Connu pour ses prises de position engagées, le rappeur Le Flow du Sud vient à nouveau de s’illustrer dans son nouveau clip dénommé « 6IX9INE » sorti il y a seulement une semaine, il y dénonce les dérives actuelles de la société gabonaise ainsi que les couacs de l’industrie musicale du pays, qui peine à se développer. Il lance par la même occasion le challenge de la danse de “Ca m’en fou” sur les réseaux sociaux.

Ce n’est pas une première pour le jeune rappeur. Au contraire, 6IX9INE vient s’ajouter à son répertoire de titres satiriques, parmi lesquels on peut citer  « Austérité »  sorti il y a un an, dans lequel il dénonçait les enjeux des mesures d’austérité prises par le gouvernement. 

Si Le Flow du Sud s’insurge souvent contre le système, cette fois-ci c’est sur l’industrie musicale gabonaise qu’il a choisi de jeter son dévolu. Style nonchalant, subtilité des mots, punchlines de ouf, on reconnait la signature de l’artiste. Dans le clip, on voit le rappeur pêcher en plein milieu d’un marécage. Vieille culotte, vieux tee-shirt noir et des sandales aux pieds, Le Flow du Sud dépeint la misère dans laquelle sont plongés plusieurs artistes gabonais. Il se moque par ailleurs des artistes qui flirtent avec les politiques pour quelques billets de banque. 

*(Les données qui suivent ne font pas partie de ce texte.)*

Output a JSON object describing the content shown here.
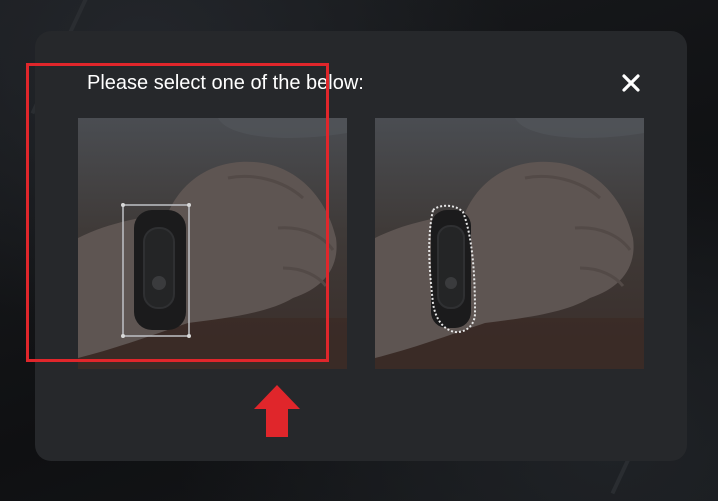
{
  "modal": {
    "title": "Please select one of the below:",
    "close_glyph": "✕",
    "close_icon": "close-icon"
  },
  "options": [
    {
      "name": "bounding-box-option",
      "icon": "bounding-box",
      "highlighted": true
    },
    {
      "name": "segmentation-outline-option",
      "icon": "dotted-outline",
      "highlighted": false
    }
  ],
  "annotation": {
    "arrow_icon": "arrow-up-icon",
    "highlight_color": "#e0262b"
  },
  "colors": {
    "modal_bg": "#26282b",
    "title_text": "#ffffff"
  }
}
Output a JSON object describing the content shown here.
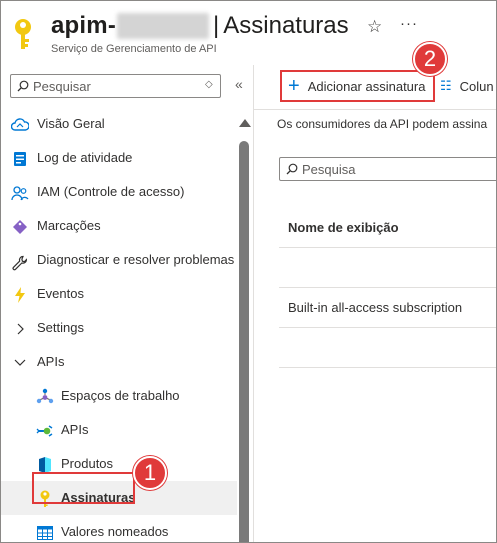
{
  "header": {
    "name_visible": "apim-",
    "separator": "|",
    "page_title": "Assinaturas",
    "subtitle": "Serviço de Gerenciamento de API",
    "star_icon": "☆",
    "more_icon": "···"
  },
  "sidebar": {
    "search_placeholder": "Pesquisar",
    "sort_icon": "◇",
    "collapse_icon": "«",
    "items": [
      {
        "label": "Visão Geral",
        "icon": "cloud-icon",
        "level": 0
      },
      {
        "label": "Log de atividade",
        "icon": "log-icon",
        "level": 0
      },
      {
        "label": "IAM (Controle de acesso)",
        "icon": "people-icon",
        "level": 0
      },
      {
        "label": "Marcações",
        "icon": "tag-icon",
        "level": 0
      },
      {
        "label": "Diagnosticar e resolver problemas",
        "icon": "wrench-icon",
        "level": 0
      },
      {
        "label": "Eventos",
        "icon": "lightning-icon",
        "level": 0
      },
      {
        "label": "Settings",
        "icon": "chevron-right-icon",
        "level": 0
      },
      {
        "label": "APIs",
        "icon": "chevron-down-icon",
        "level": 0
      },
      {
        "label": "Espaços de trabalho",
        "icon": "workspace-icon",
        "level": 1
      },
      {
        "label": "APIs",
        "icon": "api-icon",
        "level": 1
      },
      {
        "label": "Produtos",
        "icon": "product-icon",
        "level": 1
      },
      {
        "label": "Assinaturas",
        "icon": "key-icon",
        "level": 1,
        "active": true
      },
      {
        "label": "Valores nomeados",
        "icon": "grid-icon",
        "level": 1
      }
    ]
  },
  "toolbar": {
    "add_label": "Adicionar assinatura",
    "columns_label": "Colun"
  },
  "main": {
    "description": "Os consumidores da API podem assina",
    "filter_placeholder": "Pesquisa",
    "table": {
      "header": "Nome de exibição",
      "rows": [
        "",
        "Built-in all-access subscription",
        ""
      ]
    }
  },
  "annotations": {
    "step1": "1",
    "step2": "2",
    "color": "#e03a3a"
  }
}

Il scande : « Il n’y a pas de droits d’auteurs au Gabon, l’artiste connaît la famine. On t’a vu prester à Nzeng-Ayong, on sait que c’est pour nourrir la famille. Alors pourquoi tu as caché, pourquoi tu n’as pas publié, on sait que c’est le Gabon, on sait que c’est le ngué, on sait que c’est le moyen le plus fiable de pouvoir toucher un gros cachet sinon c’est le ngué (…) », peut-on entendre dans ce single. 

Par rapport aux critiques qui lui sont faites sur le clip et le texte, Le Flow du Sud invite ses détracteurs à observer la danse de “ça m’en fou. Il n’y prête pas attention, car il revendique son originalité.